For many businesses, they either couldn't exist without investment to begin with or find that growth in their market is near-impossible without it. This is especially true in the technology sector.
Raising money is up there as one of the biggest challenges business owners in certain industries face; getting investment can feel like a full-time job, especially early on in a start-up's life, before you have a reputation or visibility among key investors in your field. Some founders hate the thought of creating an investment proposal (or a ‘deck', as they're often called), and struggle to work their way around a circuit of understandably cautious investors.
According to research by DocSend and a Harvard Business School professor that looked at more than 200 companies, investors spend just 3 minutes 44 seconds reading your pitch deck on average. That's how long you have to grab attention - 224 seconds.
At Fuel Ventures [2], we've been sent thousands of pitch decks, and I probably worked my way through hundreds more when I was a private investor. The decks that stand out all share similar traits and with all that combined experience, I wanted to give business owners a few tips on how best to create investment decks that won't get ignored and forgotten about.
Whether you're after millions to rapidly scale your business or something smaller to get you off the ground, there's a lot you can learn from the start-up founders that came before you.
You should be able to communicate key facts and figures about your business within these 10 slides:
- Elevator pitch - this is your summary
- Your team
- Traction
- Your market - how big is it? Who are your competitors?
- What problem does your business solve?
- A closer look at your product/service
- Your business model
- Marketing and growth strategy
- Financials and forecasts
- What are you looking for?
I'll run through each of these in turn:
- Elevator pitch
This is where, in as few words as possible, I want to understand what your business is and what it does. Wishy-washy jargon-laced explanations won't do. Don't tell me that you're creating a paradigm shift - there's no quicker way to turn an investor off than to over-intellectualise what you do.
- Your team
Show us the core team involved in the founding and development of your business. Keep it top-line, but truthful. I've lost count of the number of times I've seen company names and roles bandied about that don't later stack up.
- Traction
This is a big one for me. My advice when I'm asked about starting companies is always the same - just get started. Prove the model and prove that people will care, and the ways we can scale will become evident. I simply won't look at decks from companies that haven't so much as set plans in motion. Create a minimum viable product and use this slide to demonstrate that people care.
- Market
Slide 3 takes us onto slide 4 - not everybody will want to buy your product or pay for your service, no matter how many times you try to convince us that your business serves ‘everyone'. Characterise and define your market for us - what is the opportunity? Who's the biggest player in it right now? We'll look at this as market potential - we need to believe that our investment is worth it in terms of the potential growth, and/or that there's a potential buyer for your company down the line.

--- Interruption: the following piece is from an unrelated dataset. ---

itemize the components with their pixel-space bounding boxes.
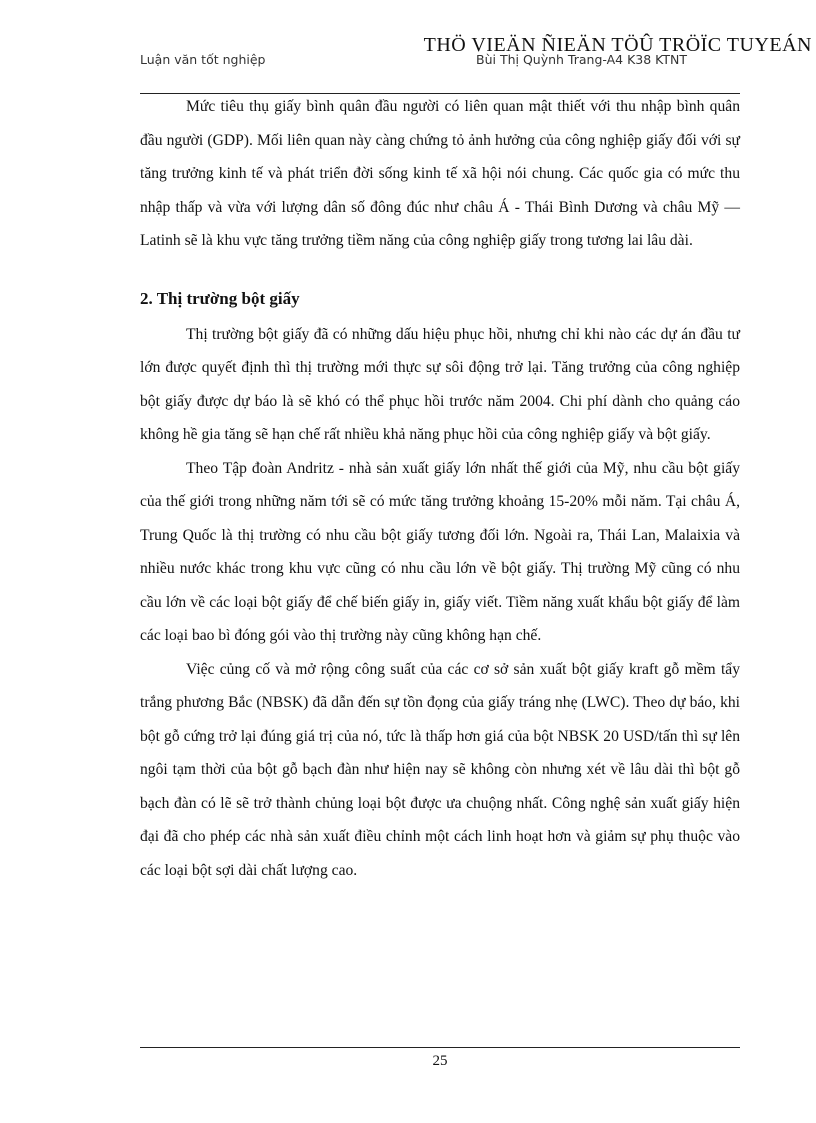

- What problem do you solve?
This may seem like a simple one to you, but it might not be immediately obvious to an investor, user or customer. Why do you exist? It might be that there's more of an opportunity to be grasped rather than a problem to be solved, but either way, what drove you to create your business?

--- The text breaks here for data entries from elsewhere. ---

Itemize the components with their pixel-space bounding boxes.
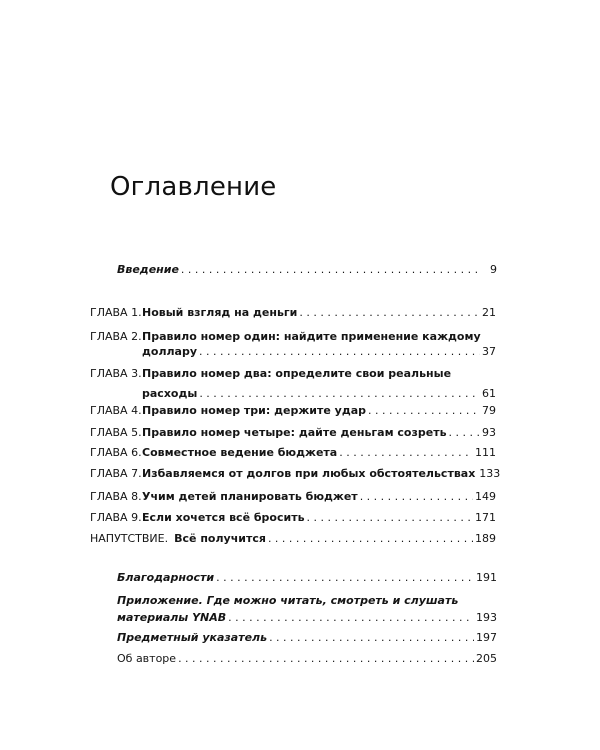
- leader-dots: [268, 531, 473, 546]
- toc-entry-title: Избавляемся от долгов при любых обстоятельствах: [142, 467, 476, 480]
- toc-page-number: 149: [475, 490, 496, 503]
- chapter-number: ГЛАВА 4.: [90, 404, 142, 417]
- toc-entry-acknowledgements[interactable]: [117, 570, 497, 585]
- chapter-number: ГЛАВА 5.: [90, 426, 142, 439]
- toc-entry-title-cont: доллару: [142, 345, 198, 358]
- toc-page-number: 37: [482, 345, 496, 358]
- toc-entry-title-cont: расходы: [142, 387, 198, 400]
- toc-entry-chapter-4[interactable]: [90, 403, 496, 418]
- leader-dots: [178, 651, 474, 666]
- toc-page-number: 197: [476, 631, 497, 644]
- toc-entry-title: Совместное ведение бюджета: [142, 446, 338, 459]
- toc-entry-title: Всё получится: [174, 532, 266, 545]
- toc-entry-title: Предметный указатель: [117, 631, 268, 644]
- toc-entry-chapter-6[interactable]: [90, 445, 496, 460]
- toc-entry-title: Правило номер один: найдите применение каждому: [142, 330, 481, 343]
- chapter-number: ГЛАВА 6.: [90, 446, 142, 459]
- toc-entry-title: Если хочется всё бросить: [142, 511, 305, 524]
- toc-entry-chapter-1[interactable]: [90, 305, 496, 320]
- leader-dots: [307, 510, 473, 525]
- toc-page-number: 79: [482, 404, 496, 417]
- toc-page-number: 171: [475, 511, 496, 524]
- chapter-number: ГЛАВА 2.: [90, 330, 142, 343]
- leader-dots: [299, 305, 480, 320]
- toc-entry-chapter-9[interactable]: [90, 510, 496, 525]
- toc-entry-title: Об авторе: [117, 652, 177, 665]
- page-title: Оглавление: [110, 172, 277, 202]
- chapter-number: ГЛАВА 3.: [90, 367, 142, 380]
- toc-page-number: 133: [479, 467, 501, 480]
- toc-entry-index[interactable]: [117, 630, 497, 645]
- afterword-label: НАПУТСТВИЕ.: [90, 532, 169, 545]
- toc-page-number: 205: [476, 652, 497, 665]
- toc-entry-appendix[interactable]: [117, 593, 497, 625]
- leader-dots: [228, 610, 474, 625]
- toc-entry-title: Правило номер два: определите свои реальные: [142, 367, 452, 380]
- leader-dots: [181, 262, 481, 277]
- toc-page-number: 189: [475, 532, 496, 545]
- chapter-number: ГЛАВА 7.: [90, 467, 142, 480]
- toc-entry-title-cont: материалы YNAB: [117, 611, 227, 624]
- toc-page-number: 191: [476, 571, 497, 584]
- leader-dots: [269, 630, 474, 645]
- leader-dots: [199, 386, 480, 401]
- chapter-number: ГЛАВА 9.: [90, 511, 142, 524]
- toc-entry-title: Приложение. Где можно читать, смотреть и слушать: [117, 594, 459, 607]
- toc-page-number: 9: [490, 263, 497, 276]
- toc-entry-title: Введение: [117, 263, 179, 276]
- toc-entry-title: Учим детей планировать бюджет: [142, 490, 358, 503]
- toc-entry-title: Правило номер три: держите удар: [142, 404, 367, 417]
- toc-page-number: 21: [482, 306, 496, 319]
- chapter-number: ГЛАВА 8.: [90, 490, 142, 503]
- toc-page-number: 111: [475, 446, 496, 459]
- toc-entry-chapter-8[interactable]: [90, 489, 496, 504]
- toc-entry-intro[interactable]: [117, 262, 497, 277]
- toc-entry-chapter-7[interactable]: [90, 466, 501, 481]
- leader-dots: [360, 489, 473, 504]
- toc-page-number: 61: [482, 387, 496, 400]
- toc-entry-chapter-3[interactable]: [90, 366, 496, 401]
- leader-dots: [199, 344, 480, 359]
- chapter-number: ГЛАВА 1.: [90, 306, 142, 319]
- toc-entry-afterword[interactable]: [90, 531, 496, 546]
- leader-dots: [216, 570, 474, 585]
- toc-entry-chapter-5[interactable]: [90, 425, 496, 440]
- toc-entry-about-author[interactable]: [117, 651, 497, 666]
- toc-entry-title: Новый взгляд на деньги: [142, 306, 298, 319]
- toc-entry-title: Правило номер четыре: дайте деньгам созреть: [142, 426, 447, 439]
- leader-dots: [339, 445, 473, 460]
- toc-page-number: 193: [476, 611, 497, 624]
- leader-dots: [368, 403, 480, 418]
- toc-entry-title: Благодарности: [117, 571, 215, 584]
- leader-dots: [449, 425, 480, 440]
- toc-entry-chapter-2[interactable]: [90, 329, 496, 359]
- toc-page-number: 93: [482, 426, 496, 439]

- A closer look at your product/service
This is where you can get a bit more technical and go into further detail about your intellectual property as well as elements of the business that are unique to you, or make your business different. This could be anything from a bespoke ordering system to price. Tell us why your product(s) or service(s) deserve our time, involvement and more importantly, money. I desperately want to believe in the business featured in every deck I open.
- Business model
How do you make your money? It might be absolutely obvious, but in the case of affiliate marketing back when I first got started, even seasoned business owners and investors had to learn what it was and why it was a reliable, scalable model.

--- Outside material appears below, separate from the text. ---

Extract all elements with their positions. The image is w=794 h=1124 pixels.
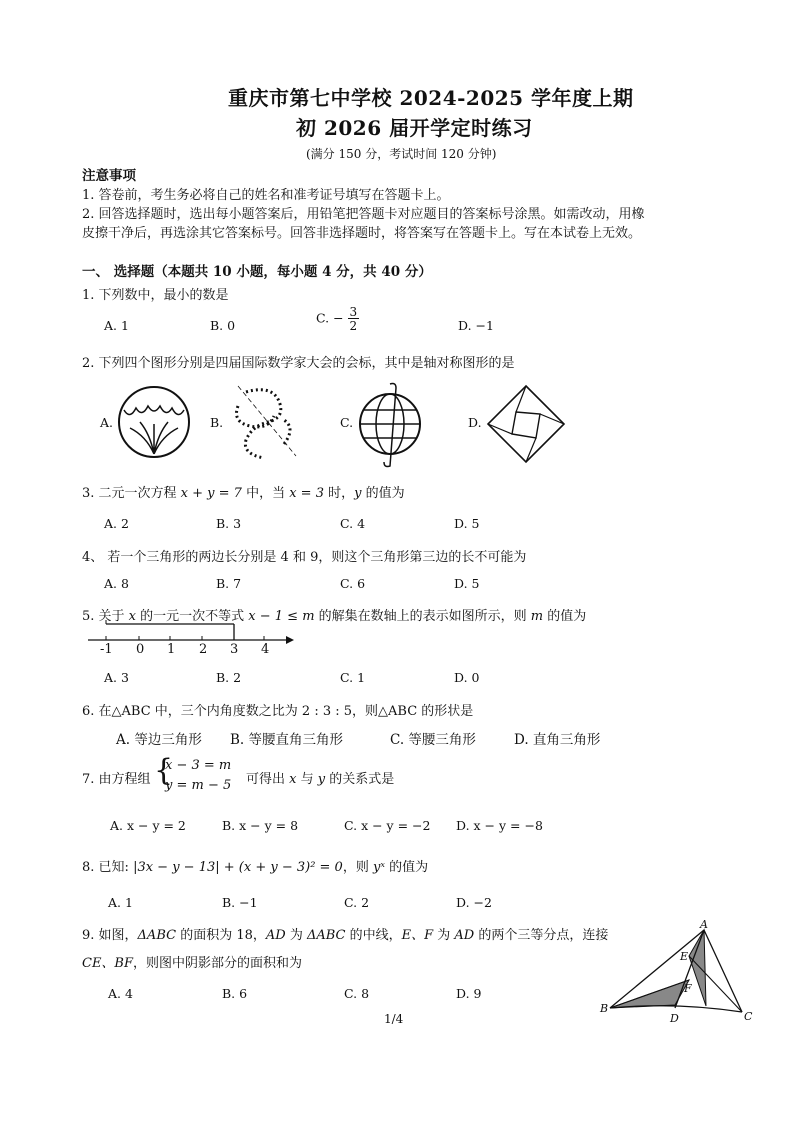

- Marketing and growth strategy
As touched on in slide three (traction), the potential for growth and, at its base level, a return on our investment in terms of time and money is what we want to see. Show us how your business can scale up and tell us how you're going to get there - both in terms of how you reach potential users and/or customers, and what business decisions will need to be made to grow.
- Financials and forecasts
Talk to us about incoming and outgoing expenses. There's no easily-digestible way to do this, so add lines into a table and show us recent, current and forecasted financial figures based on everything you make and spend as a business. We need to see areas our investment and time could impact.
- Investment ask
This is the kicker - what do you want from us? Don't skirt around it, be forthright - you want a certain amount of money and, perhaps, time from us, so just say so. From there, and depending on everything else in your proposal, we can have a conversation in relation to valuation and equity expectations.
Once you've created your pitch deck, save two versions - one as a PowerPoint (or whichever program you're using) and one as a PDF - you don't want to get to the stage where formatting issues mean your deck doesn't get read.